Штейн периодически поглядывал на Тамару и удивлялся самому себе. С ней он чувствовал себя так спокойно и хорошо, как ни с одной из женщин. «Будь она вампиркой, я бы приударил за ней и тогда, кто знает, что бы из этого вышло. Доведись мне выбирать между Эльзой и Тамарой, я, пожалуй, выбрал бы Тамару», — лениво подумал он. И в самом деле, Эльза будоражила его, создавая эмоциональное напряжение, что не слишком ему нравилось, а Тамару он воспринимал как тихую гавань, где можно укрыться от житейских невзгод. «Вот только мне не суждено в неё войти. Может, оно и к лучшему», — вздохнул Штейн.

— Включить тебе радио? — поинтересовался он и Тамара, помедлив, кивнула.

Так вышло, что ему попалась музыкальная волна и их окутала мелодия воды и света, под которую обычно медитируют. Звеня и переливаясь, она пела о счастье единения с миром и собой и Штейн, погрузившийся в умиротворённое состояние, даже вздрогнул, когда Тамара потребовала выключить радио.

«Чёртовы бабы!
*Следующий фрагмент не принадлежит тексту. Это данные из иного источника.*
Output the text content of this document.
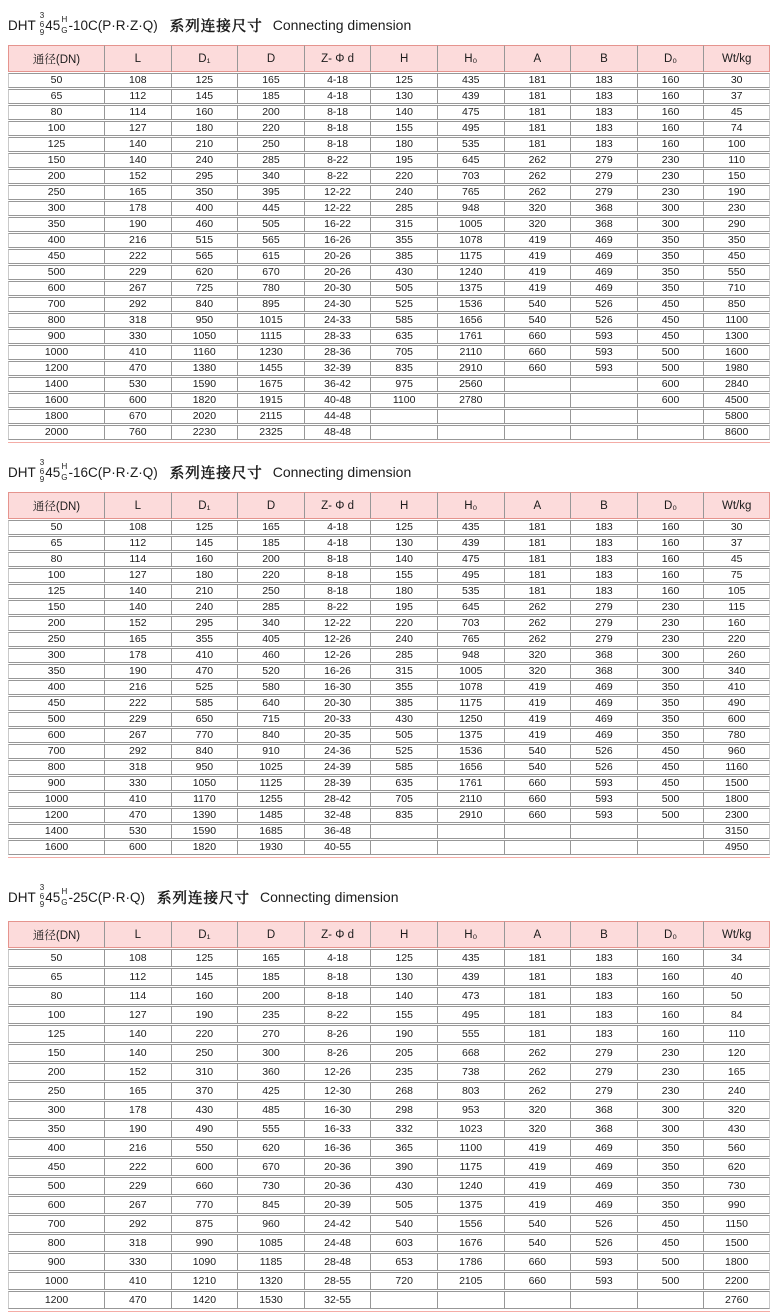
DHT
3
6
9
45 H
G -10C(P·R·Z·Q) 系列连接尺寸 Connecting dimension
通径(DN)	L	D₁	D	Z- Φ d	H	H₀	A	B	D₀	Wt/kg
50	108	125	165	4-18	125	435	181	183	160	30
65	112	145	185	4-18	130	439	181	183	160	37
80	114	160	200	8-18	140	475	181	183	160	45
100	127	180	220	8-18	155	495	181	183	160	74
125	140	210	250	8-18	180	535	181	183	160	100
150	140	240	285	8-22	195	645	262	279	230	110
200	152	295	340	8-22	220	703	262	279	230	150
250	165	350	395	12-22	240	765	262	279	230	190
300	178	400	445	12-22	285	948	320	368	300	230
350	190	460	505	16-22	315	1005	320	368	300	290
400	216	515	565	16-26	355	1078	419	469	350	350
450	222	565	615	20-26	385	1175	419	469	350	450
500	229	620	670	20-26	430	1240	419	469	350	550
600	267	725	780	20-30	505	1375	419	469	350	710
700	292	840	895	24-30	525	1536	540	526	450	850
800	318	950	1015	24-33	585	1656	540	526	450	1100
900	330	1050	1115	28-33	635	1761	660	593	450	1300
1000	410	1160	1230	28-36	705	2110	660	593	500	1600
1200	470	1380	1455	32-39	835	2910	660	593	500	1980
1400	530	1590	1675	36-42	975	2560			600	2840
1600	600	1820	1915	40-48	1100	2780			600	4500
1800	670	2020	2115	44-48						5800
2000	760	2230	2325	48-48						8600
DHT
3
6
9
45 H
G -16C(P·R·Z·Q) 系列连接尺寸 Connecting dimension
通径(DN)	L	D₁	D	Z- Φ d	H	H₀	A	B	D₀	Wt/kg
50	108	125	165	4-18	125	435	181	183	160	30
65	112	145	185	4-18	130	439	181	183	160	37
80	114	160	200	8-18	140	475	181	183	160	45
100	127	180	220	8-18	155	495	181	183	160	75
125	140	210	250	8-18	180	535	181	183	160	105
150	140	240	285	8-22	195	645	262	279	230	115
200	152	295	340	12-22	220	703	262	279	230	160
250	165	355	405	12-26	240	765	262	279	230	220
300	178	410	460	12-26	285	948	320	368	300	260
350	190	470	520	16-26	315	1005	320	368	300	340
400	216	525	580	16-30	355	1078	419	469	350	410
450	222	585	640	20-30	385	1175	419	469	350	490
500	229	650	715	20-33	430	1250	419	469	350	600
600	267	770	840	20-35	505	1375	419	469	350	780
700	292	840	910	24-36	525	1536	540	526	450	960
800	318	950	1025	24-39	585	1656	540	526	450	1160
900	330	1050	1125	28-39	635	1761	660	593	450	1500
1000	410	1170	1255	28-42	705	2110	660	593	500	1800
1200	470	1390	1485	32-48	835	2910	660	593	500	2300
1400	530	1590	1685	36-48						3150
1600	600	1820	1930	40-55						4950
DHT
3
6
9
45 H
G -25C(P·R·Q) 系列连接尺寸 Connecting dimension
通径(DN)	L	D₁	D	Z- Φ d	H	H₀	A	B	D₀	Wt/kg
50	108	125	165	4-18	125	435	181	183	160	34
65	112	145	185	8-18	130	439	181	183	160	40
80	114	160	200	8-18	140	473	181	183	160	50
100	127	190	235	8-22	155	495	181	183	160	84
125	140	220	270	8-26	190	555	181	183	160	110
150	140	250	300	8-26	205	668	262	279	230	120
200	152	310	360	12-26	235	738	262	279	230	165
250	165	370	425	12-30	268	803	262	279	230	240
300	178	430	485	16-30	298	953	320	368	300	320
350	190	490	555	16-33	332	1023	320	368	300	430
400	216	550	620	16-36	365	1100	419	469	350	560
450	222	600	670	20-36	390	1175	419	469	350	620
500	229	660	730	20-36	430	1240	419	469	350	730
600	267	770	845	20-39	505	1375	419	469	350	990
700	292	875	960	24-42	540	1556	540	526	450	1150
800	318	990	1085	24-48	603	1676	540	526	450	1500
900	330	1090	1185	28-48	653	1786	660	593	500	1800
1000	410	1210	1320	28-55	720	2105	660	593	500	2200
1200	470	1420	1530	32-55						2760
Никогда не поймёшь, что у них на уме», — сердито подумал он и связался по менталу с Палевским, намереваясь рассказать ему кто такая Тамара Сабурова. Этого требовало дело, в котором он отводил ей главную роль.

Конечно, Палевский был не в восторге, что глава СБ инсценировал побег менталистки, но план одобрил.

***

Штейн не ошибся в выборе. Убедившись, что вампиры действительно хотят спасти человечество от губительного излучения, Тамара пошла ему навстречу и он, чтобы ввести свою ставленницу в политический истеблишмент Земли, начал всеми силами продвигать её по иерархической лестнице ЦРУ.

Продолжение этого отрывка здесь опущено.